A police officer secures the area following a suicide bombing in a major shopping and tourist district in central Istanbul March 19, 2016.   REUTERS/Osman Orsal

A police officer secures the area following a suicide bombing in a major shopping and tourist district in central Istanbul March 19, 2016. REUTERS/Osman Orsal

President Tayyip Erdogan said on Monday Turkey would use its entire military and intelligence might to battle “one of the biggest and bloodiest terrorist waves in its history”, after a suicide bomber targeted the famous Istiklal street killing three Israelis and an Iranian in Istanbul.

“Turkey has recently been facing one of the biggest and bloodiest terrorist waves in its history … Our state is fighting terrorist organizations and the forces behind them with everything at its disposal – its soldiers, police, village guards and its intelligence,” Erdogan said in a speech in Istanbul.

Israeli Defense Minister Moshe Yaalon described Turkey as “awash in terrorism”. Turkey’s main opposition party blamed what it called the government’s policies in the Middle East for turmoil washing across Syria’s borders.

“What we are going through now is the result of the (ruling) AK Party’s unstable, contradictory, utopian, adventure-seeking policies in the Middle East,” CHP group deputy chairman Engin Altay told a press conference in parliament.

Saturday’s attack on Istiklal Street, a long boulevard packed with international stores, shopping centers, restaurants and foreign consulates, was the fourth suicide bombing in Turkey this year. Two in Istanbul have been blamed on ISIS, while the two others in the capital Ankara have been claimed by Kurdish militants.

The attacks have raised questions at home and among NATO allies as to whether its security services are overstretched as they fight on two fronts.

But Erdogan’s critics, including privately some of Turkey’s allies, argue that Erdogan’s focus on battling Kurdistan Workers Party (PKK) militants in the largely Kurdish southeast – a campaign he has repeatedly vowed will continue – comes at the cost of its fight against ISIS.

Erdogan said the PKK and other groups were collaborating with ISIS and had turned on Turkey because they had failed to achieve their aims elsewhere in the region. He accused Europe of “two-faced behavior” for allowing PKK sympathizers to set up a tent near an EU-Turkey summit in Brussels last week.
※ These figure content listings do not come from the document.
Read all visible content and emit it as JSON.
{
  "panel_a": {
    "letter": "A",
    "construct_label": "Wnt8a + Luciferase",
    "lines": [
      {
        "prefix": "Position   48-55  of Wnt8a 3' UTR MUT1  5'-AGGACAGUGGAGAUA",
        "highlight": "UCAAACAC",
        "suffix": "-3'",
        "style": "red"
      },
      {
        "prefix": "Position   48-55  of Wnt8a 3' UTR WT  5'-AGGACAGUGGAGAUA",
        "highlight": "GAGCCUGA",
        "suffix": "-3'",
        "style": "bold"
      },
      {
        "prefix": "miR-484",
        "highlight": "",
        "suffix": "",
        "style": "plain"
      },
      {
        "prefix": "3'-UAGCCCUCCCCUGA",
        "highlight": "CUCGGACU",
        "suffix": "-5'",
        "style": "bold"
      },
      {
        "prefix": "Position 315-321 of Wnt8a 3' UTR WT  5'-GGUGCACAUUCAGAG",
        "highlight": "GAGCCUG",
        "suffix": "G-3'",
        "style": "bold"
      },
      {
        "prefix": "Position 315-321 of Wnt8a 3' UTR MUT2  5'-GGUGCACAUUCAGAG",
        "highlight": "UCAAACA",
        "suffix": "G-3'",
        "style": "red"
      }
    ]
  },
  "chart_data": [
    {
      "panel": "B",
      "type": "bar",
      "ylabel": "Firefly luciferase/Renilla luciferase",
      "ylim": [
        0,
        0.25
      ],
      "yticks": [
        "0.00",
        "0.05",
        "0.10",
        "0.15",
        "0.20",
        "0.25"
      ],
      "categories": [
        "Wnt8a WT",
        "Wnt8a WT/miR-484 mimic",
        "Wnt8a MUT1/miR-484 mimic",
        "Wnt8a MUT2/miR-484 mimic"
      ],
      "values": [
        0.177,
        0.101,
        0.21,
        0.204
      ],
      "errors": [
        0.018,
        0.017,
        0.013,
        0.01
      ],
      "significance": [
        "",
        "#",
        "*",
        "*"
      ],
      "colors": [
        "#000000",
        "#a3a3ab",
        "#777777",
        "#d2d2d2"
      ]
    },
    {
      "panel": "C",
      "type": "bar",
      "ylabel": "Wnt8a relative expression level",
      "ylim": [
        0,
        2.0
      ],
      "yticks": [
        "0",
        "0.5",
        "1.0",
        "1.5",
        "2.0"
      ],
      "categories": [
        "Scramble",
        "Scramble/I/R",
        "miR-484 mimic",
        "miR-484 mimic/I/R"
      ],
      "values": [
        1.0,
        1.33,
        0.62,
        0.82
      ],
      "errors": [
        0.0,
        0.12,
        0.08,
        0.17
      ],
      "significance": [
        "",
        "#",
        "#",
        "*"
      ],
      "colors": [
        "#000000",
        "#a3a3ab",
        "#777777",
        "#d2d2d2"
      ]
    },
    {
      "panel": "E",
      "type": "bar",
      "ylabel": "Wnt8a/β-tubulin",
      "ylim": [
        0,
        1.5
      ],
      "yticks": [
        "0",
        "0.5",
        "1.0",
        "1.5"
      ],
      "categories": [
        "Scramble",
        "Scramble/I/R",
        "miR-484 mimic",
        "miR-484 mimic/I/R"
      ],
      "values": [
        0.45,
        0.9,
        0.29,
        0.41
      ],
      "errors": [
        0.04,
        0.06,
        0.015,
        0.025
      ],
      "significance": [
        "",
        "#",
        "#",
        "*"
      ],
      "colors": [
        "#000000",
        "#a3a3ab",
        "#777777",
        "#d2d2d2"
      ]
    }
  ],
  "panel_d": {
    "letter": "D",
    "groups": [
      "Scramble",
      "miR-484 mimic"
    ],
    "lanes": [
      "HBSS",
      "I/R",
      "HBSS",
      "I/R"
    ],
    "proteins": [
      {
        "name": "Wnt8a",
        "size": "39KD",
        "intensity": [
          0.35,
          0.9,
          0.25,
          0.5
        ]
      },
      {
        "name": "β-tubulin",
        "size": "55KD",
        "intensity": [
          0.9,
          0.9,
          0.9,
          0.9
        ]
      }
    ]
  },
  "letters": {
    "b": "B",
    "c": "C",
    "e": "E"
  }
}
Turkey, a part of a U.S.-led coalition against ISIS, has rarely witnessed widespread violence except in 1960 when a military coup incited civil disorder, and in the 1970s and 1980s left-right street clashes that triggered two further army interventions. Recently, violence in Turkey is escalating with the country’s fight against the Kurds, especially since July after the Kurd’s territorial gains in Syria.
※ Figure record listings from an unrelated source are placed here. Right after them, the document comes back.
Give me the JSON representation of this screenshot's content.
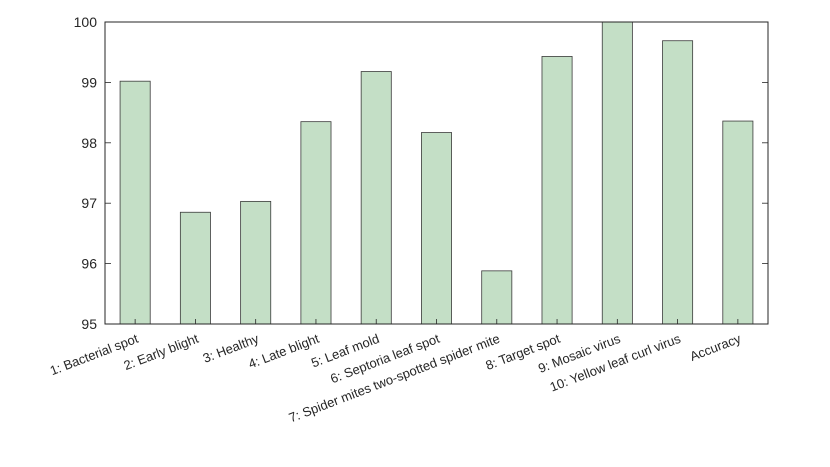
{
  "chart_data": {
    "type": "bar",
    "title": "",
    "xlabel": "",
    "ylabel": "",
    "ylim": [
      95,
      100
    ],
    "yticks": [
      95,
      96,
      97,
      98,
      99,
      100
    ],
    "grid": false,
    "legend": "none",
    "categories": [
      "1: Bacterial spot",
      "2: Early blight",
      "3: Healthy",
      "4: Late blight",
      "5: Leaf mold",
      "6: Septoria leaf spot",
      "7: Spider mites two-spotted spider mite",
      "8: Target spot",
      "9: Mosaic virus",
      "10: Yellow leaf curl virus",
      "Accuracy"
    ],
    "values": [
      99.02,
      96.85,
      97.03,
      98.35,
      99.18,
      98.17,
      95.88,
      99.43,
      100.0,
      99.69,
      98.36
    ],
    "colors": {
      "bar_fill": "#c4dfc6",
      "bar_stroke": "#3b3b3b",
      "axis": "#262626"
    }
  }
}
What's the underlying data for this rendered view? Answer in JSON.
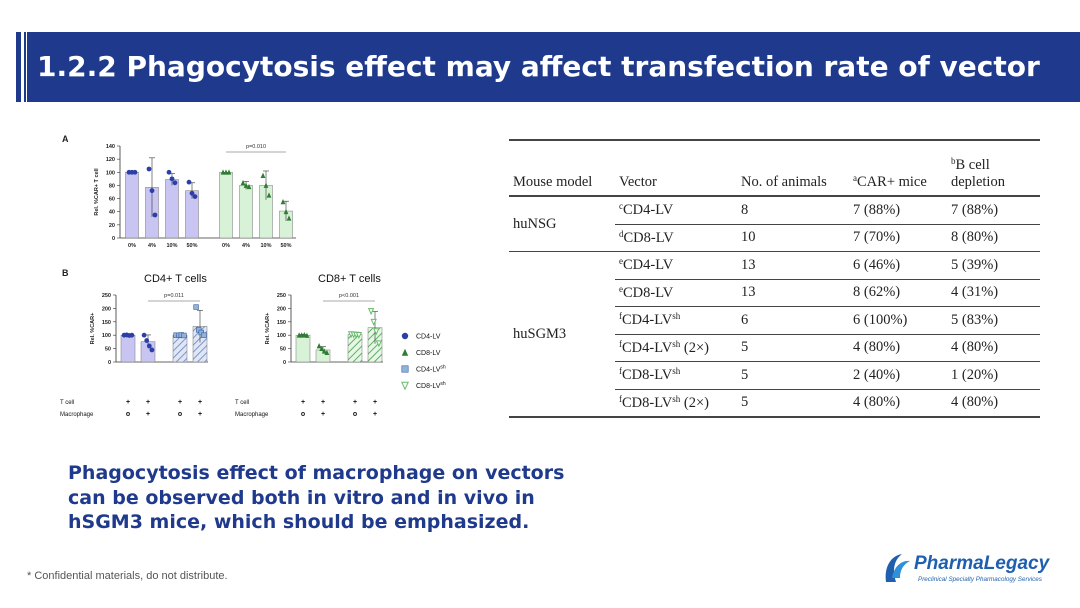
{
  "header": {
    "title": "1.2.2 Phagocytosis effect may affect transfection rate of vector"
  },
  "figure": {
    "panel_a": {
      "label": "A",
      "ylabel": "Rel. %CAR+ T cell",
      "y_ticks": [
        "0",
        "20",
        "40",
        "60",
        "80",
        "100",
        "120",
        "140"
      ],
      "groups": [
        {
          "bars": [
            {
              "category": "0%",
              "value": 100,
              "color": "#c9c5f2",
              "dot": "#2b3fa6",
              "points": [
                100,
                100,
                100
              ],
              "err": 0
            },
            {
              "category": "4%",
              "value": 77,
              "color": "#c9c5f2",
              "dot": "#2b3fa6",
              "points": [
                105,
                72,
                35
              ],
              "err": 45
            },
            {
              "category": "10%",
              "value": 89,
              "color": "#c9c5f2",
              "dot": "#2b3fa6",
              "points": [
                100,
                90,
                84
              ],
              "err": 9
            },
            {
              "category": "50%",
              "value": 72,
              "color": "#c9c5f2",
              "dot": "#2b3fa6",
              "points": [
                85,
                68,
                63
              ],
              "err": 12
            }
          ]
        },
        {
          "bars": [
            {
              "category": "0%",
              "value": 100,
              "color": "#d8f2d8",
              "dot": "#2e7d32",
              "points": [
                100,
                100,
                100
              ],
              "err": 0
            },
            {
              "category": "4%",
              "value": 80,
              "color": "#d8f2d8",
              "dot": "#2e7d32",
              "points": [
                84,
                80,
                78
              ],
              "err": 6
            },
            {
              "category": "10%",
              "value": 80,
              "color": "#d8f2d8",
              "dot": "#2e7d32",
              "points": [
                95,
                80,
                65
              ],
              "err": 22
            },
            {
              "category": "50%",
              "value": 41,
              "color": "#d8f2d8",
              "dot": "#2e7d32",
              "points": [
                55,
                40,
                30
              ],
              "err": 15
            }
          ]
        }
      ],
      "annotation": "p=0.010"
    },
    "panel_b": {
      "label": "B",
      "charts": [
        {
          "title": "CD4+  T cells",
          "ylabel": "Rel. %CAR+",
          "y_ticks": [
            "0",
            "50",
            "100",
            "150",
            "200",
            "250"
          ],
          "annotation": "p=0.011",
          "bars": [
            {
              "value": 100,
              "fill": "#c9c5f2",
              "hatch": false,
              "marker": "circle",
              "mcolor": "#2b3fa6",
              "points": [
                100,
                101,
                99,
                100
              ],
              "err": 3
            },
            {
              "value": 76,
              "fill": "#c9c5f2",
              "hatch": false,
              "marker": "circle",
              "mcolor": "#2b3fa6",
              "points": [
                100,
                80,
                60,
                45
              ],
              "err": 25
            },
            {
              "value": 100,
              "fill": "#c9c5f2",
              "hatch": true,
              "marker": "square",
              "mcolor": "#8fb3d9",
              "points": [
                100,
                100,
                101,
                99
              ],
              "err": 2
            },
            {
              "value": 133,
              "fill": "#c9c5f2",
              "hatch": true,
              "marker": "square",
              "mcolor": "#8fb3d9",
              "points": [
                205,
                120,
                110,
                100
              ],
              "err": 60
            }
          ]
        },
        {
          "title": "CD8+  T cells",
          "ylabel": "Rel. %CAR+",
          "y_ticks": [
            "0",
            "50",
            "100",
            "150",
            "200",
            "250"
          ],
          "annotation": "p<0.001",
          "bars": [
            {
              "value": 100,
              "fill": "#d8f2d8",
              "hatch": false,
              "marker": "triangle",
              "mcolor": "#2e7d32",
              "points": [
                100,
                100,
                101,
                99
              ],
              "err": 3
            },
            {
              "value": 45,
              "fill": "#d8f2d8",
              "hatch": false,
              "marker": "triangle",
              "mcolor": "#2e7d32",
              "points": [
                60,
                50,
                40,
                35
              ],
              "err": 12
            },
            {
              "value": 103,
              "fill": "#d8f2d8",
              "hatch": true,
              "marker": "vtri",
              "mcolor": "#66bb6a",
              "points": [
                104,
                103,
                102,
                101
              ],
              "err": 3
            },
            {
              "value": 128,
              "fill": "#d8f2d8",
              "hatch": true,
              "marker": "vtri",
              "mcolor": "#66bb6a",
              "points": [
                190,
                150,
                115,
                70
              ],
              "err": 60
            }
          ]
        }
      ],
      "row_labels": [
        "T cell",
        "Macrophage"
      ],
      "tcell_marks": [
        "+",
        "+",
        "+",
        "+"
      ],
      "macrophage_marks": [
        "o",
        "+",
        "o",
        "+"
      ],
      "legend": [
        {
          "label": "CD4-LV",
          "marker": "circle",
          "color": "#2b3fa6"
        },
        {
          "label": "CD8-LV",
          "marker": "triangle",
          "color": "#2e7d32"
        },
        {
          "label": "CD4-LV",
          "sup": "sh",
          "marker": "square",
          "color": "#8fb3d9"
        },
        {
          "label": "CD8-LV",
          "sup": "sh",
          "marker": "vtri",
          "color": "#66bb6a"
        }
      ]
    }
  },
  "table": {
    "headers": {
      "mouse_model": "Mouse model",
      "vector": "Vector",
      "animals": "No. of animals",
      "car_sup": "a",
      "car": "CAR+ mice",
      "bcell_sup": "b",
      "bcell_line1": "B cell",
      "bcell_line2": "depletion"
    },
    "groups": {
      "hunsg": "huNSG",
      "husgm3": "huSGM3"
    },
    "rows": [
      {
        "vsup": "c",
        "vector": "CD4-LV",
        "vsup2": "",
        "suffix": "",
        "animals": "8",
        "car": "7 (88%)",
        "bcell": "7 (88%)"
      },
      {
        "vsup": "d",
        "vector": "CD8-LV",
        "vsup2": "",
        "suffix": "",
        "animals": "10",
        "car": "7 (70%)",
        "bcell": "8 (80%)"
      },
      {
        "vsup": "e",
        "vector": "CD4-LV",
        "vsup2": "",
        "suffix": "",
        "animals": "13",
        "car": "6 (46%)",
        "bcell": "5 (39%)"
      },
      {
        "vsup": "e",
        "vector": "CD8-LV",
        "vsup2": "",
        "suffix": "",
        "animals": "13",
        "car": "8 (62%)",
        "bcell": "4 (31%)"
      },
      {
        "vsup": "f",
        "vector": "CD4-LV",
        "vsup2": "sh",
        "suffix": "",
        "animals": "6",
        "car": "6 (100%)",
        "bcell": "5 (83%)"
      },
      {
        "vsup": "f",
        "vector": "CD4-LV",
        "vsup2": "sh",
        "suffix": " (2×)",
        "animals": "5",
        "car": "4 (80%)",
        "bcell": "4 (80%)"
      },
      {
        "vsup": "f",
        "vector": "CD8-LV",
        "vsup2": "sh",
        "suffix": "",
        "animals": "5",
        "car": "2 (40%)",
        "bcell": "1 (20%)"
      },
      {
        "vsup": "f",
        "vector": "CD8-LV",
        "vsup2": "sh",
        "suffix": " (2×)",
        "animals": "5",
        "car": "4 (80%)",
        "bcell": "4 (80%)"
      }
    ]
  },
  "summary": "Phagocytosis effect of macrophage on vectors can be observed both in vitro and in vivo in hSGM3 mice, which should be emphasized.",
  "footer": "* Confidential materials, do not distribute.",
  "logo": {
    "name": "PharmaLegacy",
    "tagline": "Preclinical Specialty Pharmacology Services"
  },
  "colors": {
    "brand_blue": "#1f3a8c",
    "cd4_fill": "#c9c5f2",
    "cd8_fill": "#d8f2d8"
  }
}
Government officials deny suggestions that Turkey, long seen by Washington as a model for Islamic democracy but now facing Western criticism over its human rights policies, is not focused on fighting ISIS.

At least half a dozen newspapers from across the political spectrum carried head-and-shoulders pictures of three more suspected ISIS members on Monday, warning they had been instructed to stage further attacks in crowded areas.

“All provincial police units have taken action to try to capture the three terrorists suspected of being ISIS members planning sensational attacks,” the state-run Anadolu news agency said.

Interior Minister Efkan Ala on Sunday identified the Istanbul bomber as a Mehmet Ozturk, born in 1992 and from the southern province of Gaziantep near the Syrian border. Five people had been detained in connection with the blast.